While not necessarily a weakness of the Pixel Buds themselves (as we could just as easily blame Android’s Bluetooth stack), there’s an annoyingly audible degree of clicks, pops, and low-level white noise as you navigate the Android UI as system and app sound effects start and stop.

As you might expect, you can also use the Pixel Buds for voice calls. You can initiate calls with the help of the Assistant, or tap the right earpiece to answer incoming calls. Sound quality is fine, but having the call right in your ear tends to highlight some of the weaknesses of voice call fidelity – again, that’s not a specific problem with the Pixel Buds themselves, but more a consequence of using an earpiece for calls in the first place.

Battery Life

The Pixel Buds themselves are equipped with 120mAh of battery capacity, while the charging case quintuples that to 620mAh. While listening times will vary based on factors like volume settings, Google says that an average expectation of about five hours playback on a single charge is reasonable.

That’s not bad, and just using the charging case, you can get a couple solid days of listening out of the Pixel Buds before having to recharge the case. And of course, you can recharge the earbuds within the case while charging the case itself, helping to cut down a little bit on the delay before your next listening session.

Conclusion

It was probably an inevitability that Google was going to release its own Bluetooth earbuds, and the Pixel Buds represent a not-horrible first effort. But they’ve also got a lot of rough edges, and in everything from the case design, to the design of the earbuds themselves, to the touch controls, to the software features, we find ourselves wishing that a lot were different here.

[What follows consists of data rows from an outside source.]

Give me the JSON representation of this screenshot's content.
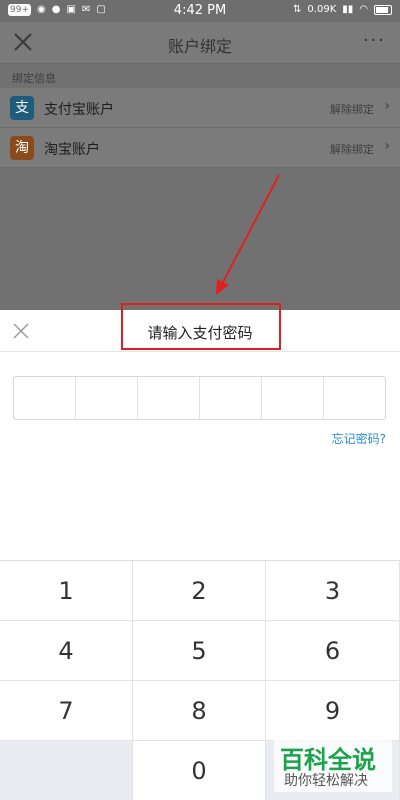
{
  "status_bar": {
    "badge": "99+",
    "time": "4:42 PM",
    "speed": "0.09K"
  },
  "nav": {
    "title": "账户绑定",
    "more": "···"
  },
  "section": {
    "header": "绑定信息"
  },
  "accounts": [
    {
      "icon_char": "支",
      "label": "支付宝账户",
      "action": "解除绑定"
    },
    {
      "icon_char": "淘",
      "label": "淘宝账户",
      "action": "解除绑定"
    }
  ],
  "panel": {
    "title": "请输入支付密码",
    "forgot": "忘记密码?"
  },
  "keypad": {
    "keys": [
      "1",
      "2",
      "3",
      "4",
      "5",
      "6",
      "7",
      "8",
      "9",
      "",
      "0",
      ""
    ]
  },
  "watermark": {
    "title": "百科全说",
    "subtitle": "助你轻松解决"
  },
  "colors": {
    "highlight": "#e02020",
    "link": "#2a8bd0",
    "watermark": "#1aa34a"
  }
}
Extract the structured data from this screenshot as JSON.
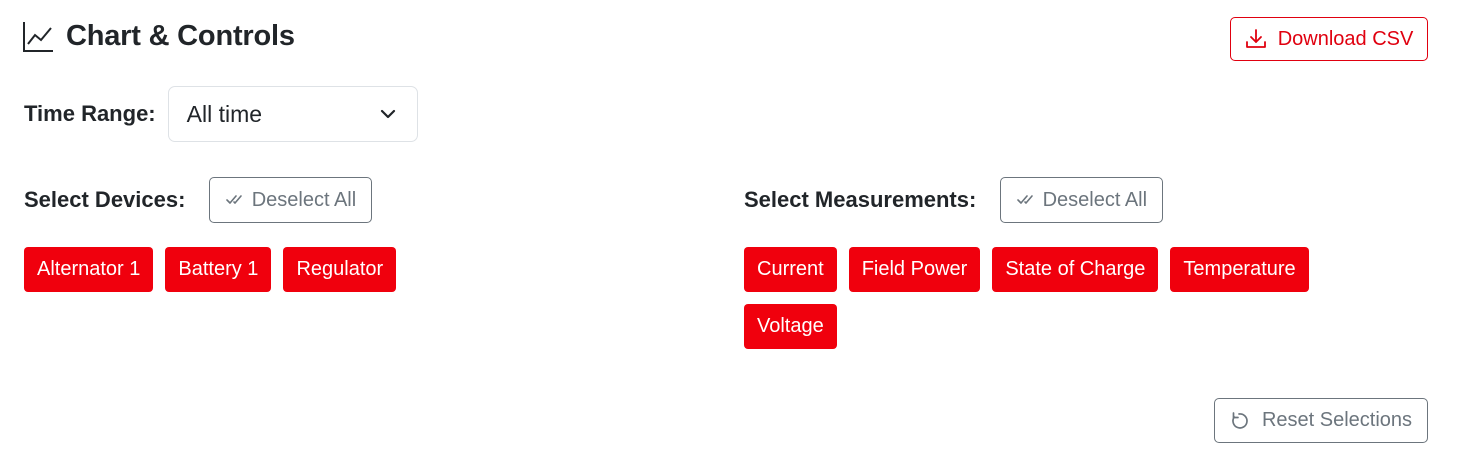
{
  "header": {
    "title": "Chart & Controls",
    "icon": "line-chart-icon"
  },
  "download": {
    "label": "Download CSV",
    "icon": "download-icon",
    "color": "#e0000f"
  },
  "time_range": {
    "label": "Time Range:",
    "selected": "All time"
  },
  "devices": {
    "label": "Select Devices:",
    "deselect_label": "Deselect All",
    "items": [
      "Alternator 1",
      "Battery 1",
      "Regulator"
    ]
  },
  "measurements": {
    "label": "Select Measurements:",
    "deselect_label": "Deselect All",
    "items": [
      "Current",
      "Field Power",
      "State of Charge",
      "Temperature",
      "Voltage"
    ]
  },
  "reset": {
    "label": "Reset Selections",
    "icon": "reset-icon"
  },
  "colors": {
    "accent": "#f0000d",
    "muted": "#6c757d",
    "text": "#212529"
  }
}
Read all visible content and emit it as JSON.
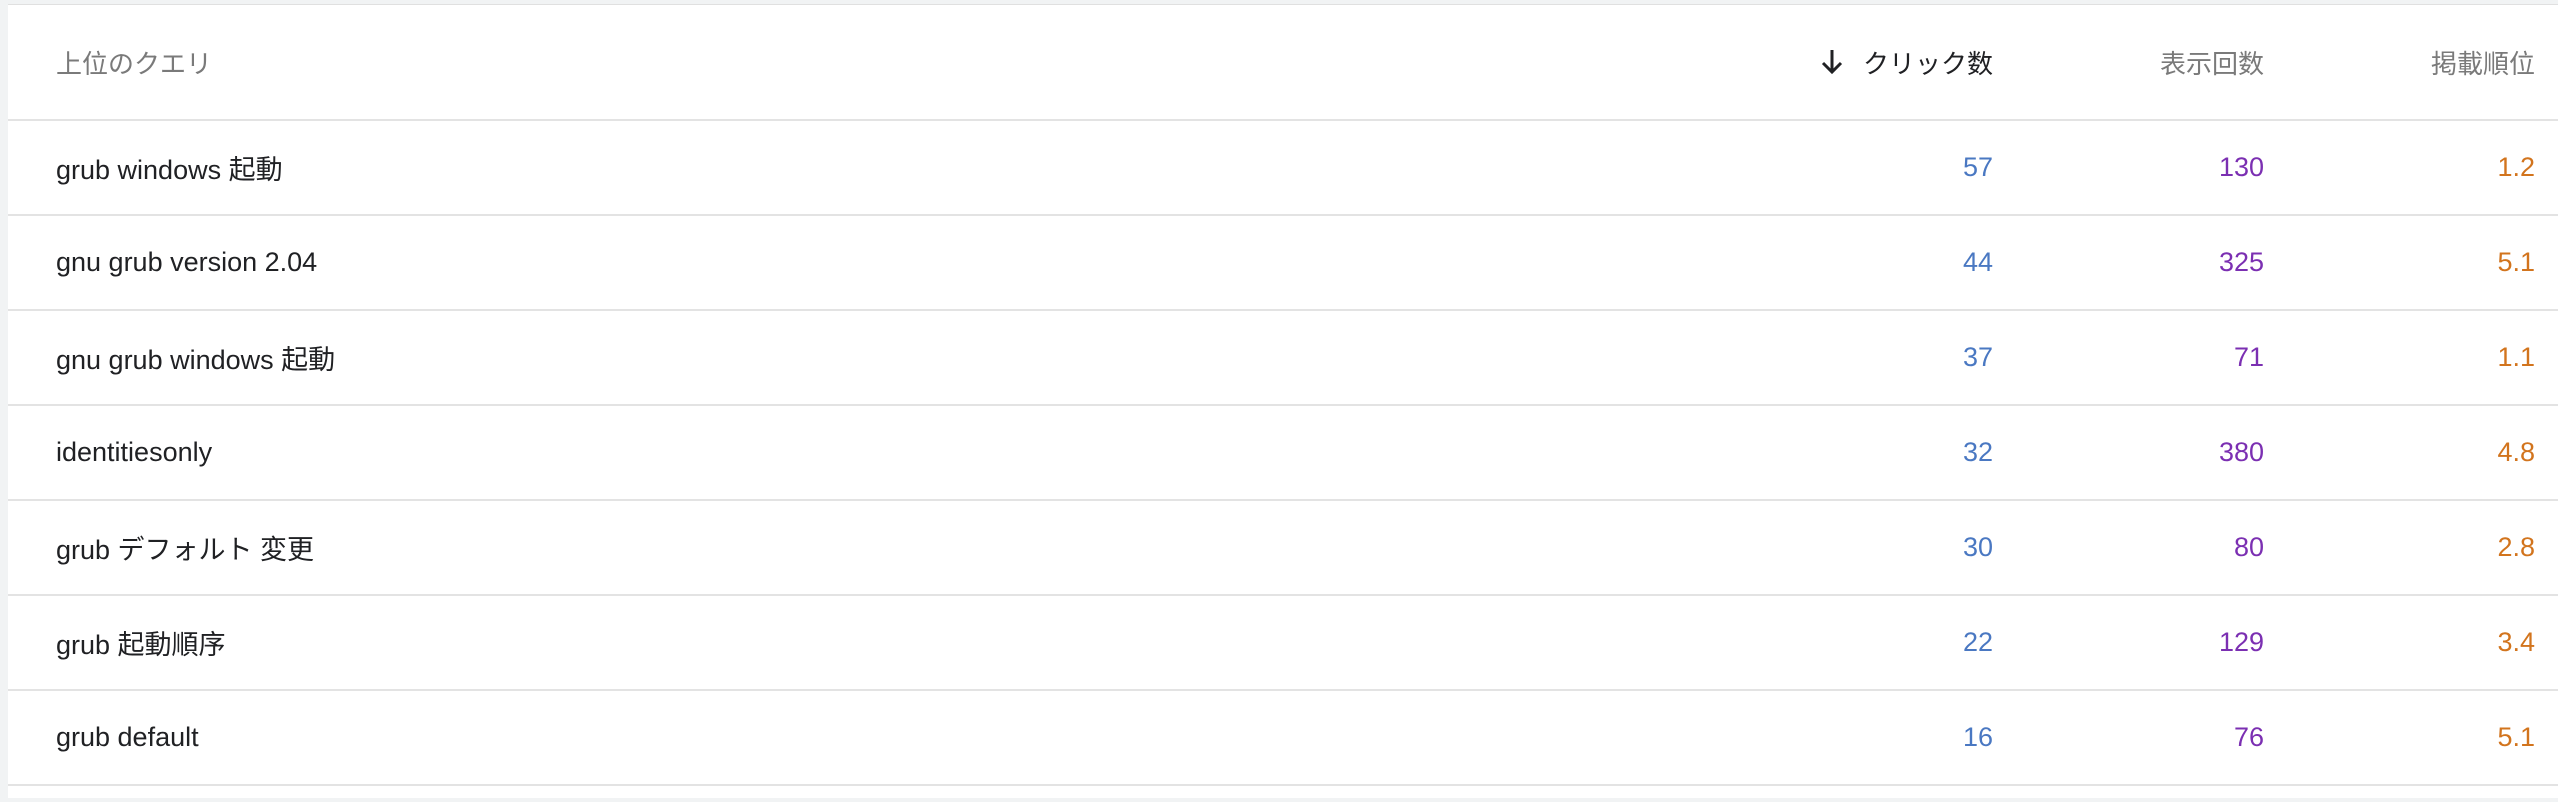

If they were really affordable, we could probably look past some of that dissatisfaction, but with the Pixel Buds selling for nearly $160, our standards have to be a bit higher. Once-and-done problems, like the hiccups we faced during setup, might not pose a major barrier to adoption, but so many of these annoyances are going to crop up every time you use the Pixel Buds that the earbuds are difficult to recommend in their current state.

Is there still a future for this accessory? Maybe, but we’re not holding our breath. A price drop would help, but not outright solve the majority of problems – just make them more palatable. And it doesn’t look like it’s possible for software updates to correct the lion’s share of our issues.

All that said, Google has some decent ideas here, and we’d love to see where the company takes things going forward. Just as the Pixel 2 phones have done a lot to improve on the user experience of the first-gen Pixels, perhaps the Pixel Buds 2 will make Google’s earbuds a compelling buy. For now, though, you’re probably better off with a third-party pair.